Si les troubles du métabolisme sont des maladies dites « de civilisation », c’est sans doute qu’ils prennent leur origine quelque part dans l’évolution culturelle des dites civilisations (sous-entendues occidentales). Or, il y a plusieurs facteurs qui caractérisent l’évolution des cultures occidentales. Premièrement, une modification radicale de notre alimentation lors de l’apparition de l’agriculture. On cultive et on mange de plus en plus de céréales au détriment des végétaux (lire à ce sujet les travaux de Jean Anthelme Brillat-Savarin de la fin du XVIIIe siècle). A la suite de cela, la société s’est hiérarchisée. L’agriculture apporte des richesses, on accède alors à plus d’aliments « nobles » et à l’opulence (viandes et produits raffinés). Après les grandes conquêtes, on accède à des aliments exotiques, symboles d’encore plus de statut social. Puis vient la révolution industrielle qui marque le début des véritables problèmes que l’on connait aujourd’hui : production excédentaire, produits de qualité médiocre et pollués, le tout dans un environnement gouverné par le stress et l’insécurité, où l’on culpabilise et infantilise les populations. L’Etat et les industriels rendent les « gros » coupables de s’être rendus malades. Et la médecine essaie de faire maigrir les gens pour les guérir au lieu de chercher ce qui les a rendus malade et donc fait grossir.

Rappel du PNNS :
« Pour votre santé, éviter les aliments gras, salés, sucrés »
Dans une société où les personnes interprètent les messages au pied de la lettre, un tel slogan peut s’avérer dangereux. Au placard alors les huiles, les graines oléagineuses, les poissons… ? NON ! Ne pas consommer d’acides gras est aussi dangereux que d’en consommer à l’excès. Les lipides sont essentiels !
« Pour votre santé, manger des féculents à tous les repas »
Le problème des féculents, c’est qu’une consommation excessive (et en manger à tous les repas s’avère être excessif) transforme l’excédent de glucides non « brulés » en graisses – eh oui, on fait des stocks !
« Pour votre santé, manger de la viande ou du poisson à chaque repas »
Je m’abstiendrai de faire un commentaire, lire à ce sujet les sacro-saintes protéines animales.

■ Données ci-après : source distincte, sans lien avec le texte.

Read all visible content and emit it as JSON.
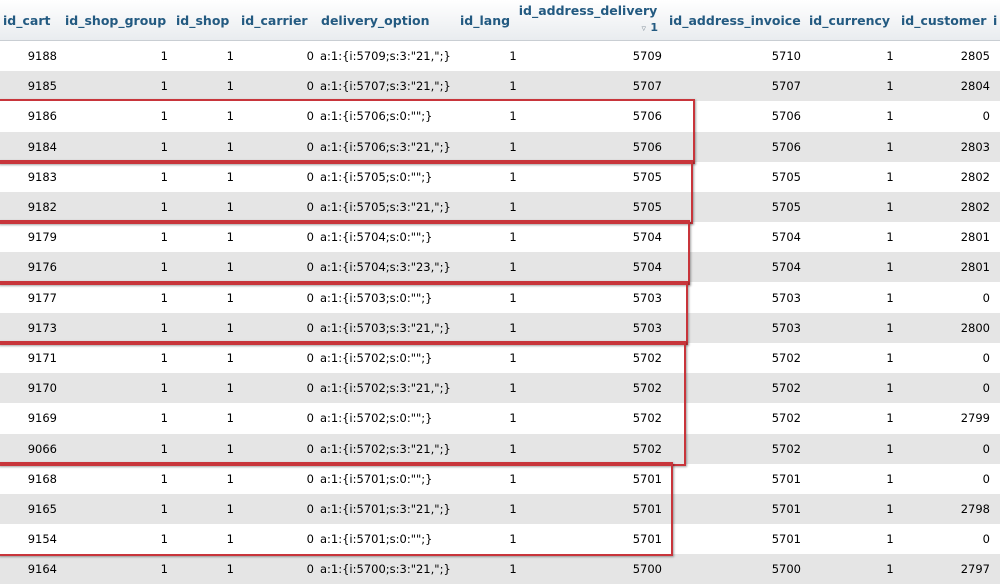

Pourquoi parler du PNNS dans ce blog qui traite d’une formation en ethnobotanique ?
Premièrement, parce que l’Histoire de l’alimentation humaine est au cœur de l’ethnobotanique, et que ses dérives occasionnent beaucoup de problème dans nos sociétés ; aussi parce que pointer du doigt le PNNS, c’est dénoncer un système dogmatique dans lequel on fragilise les populations pour mieux les contrôler, avec du profit à la clé ; et enfin pour montrer qu’il n’existe pas de régime miracle ou d’alimentation-qu’il-faut-absolument-avoir.

A ce propos, pendant ce week-end de formation, nous avons eu tout le loisir d’aborder les différents régimes, ou plutôt modes d’alimentation, dont certains sont plus proche de la thérapie ou d’un mode de vie à tenir que du régime. Nous avons pu mettre en évidence que quel que soit le régime, il y a toujours une faille, et que souvent, elle se situe dans le principe même de la « règle », c’est-à-dire d’être trop formelle, pas assez souple. Végétariens, végétaliens, crudivores, frugivores, instinctos, dissociés, macorbiotes, ou encore Seignalet, tous n’ont qu’une idée en tête, trouver LE régime alimentaire idéal, tout comme l’est la recherche de la vérité absolue…

Il n’y a sans doute pas de régime alimentaire absolument idéal. S’enfermer dans des principes stricts, c’est aussi s’enfermer dans l’idéologie, voire fleureter avec l’extrémisme et le fanatisme…  N’oublions pas que le repas est aussi un moment de partage et de convivialité entre les hommes mais qu’il peut vite se transformer en torture si la frustration prend le dessus sur l’acceptation. Acceptation de la différence et de l’autre, autant dans ses habitudes alimentaires ou ses considérations philosophiques. Et de conclure « qu’il faut manger pour vivre et non pas vivre pour manger » (Socrate) tout en gardant à l’esprit que « la fourchette tue plus de monde que l’épée » (proverbe québecois).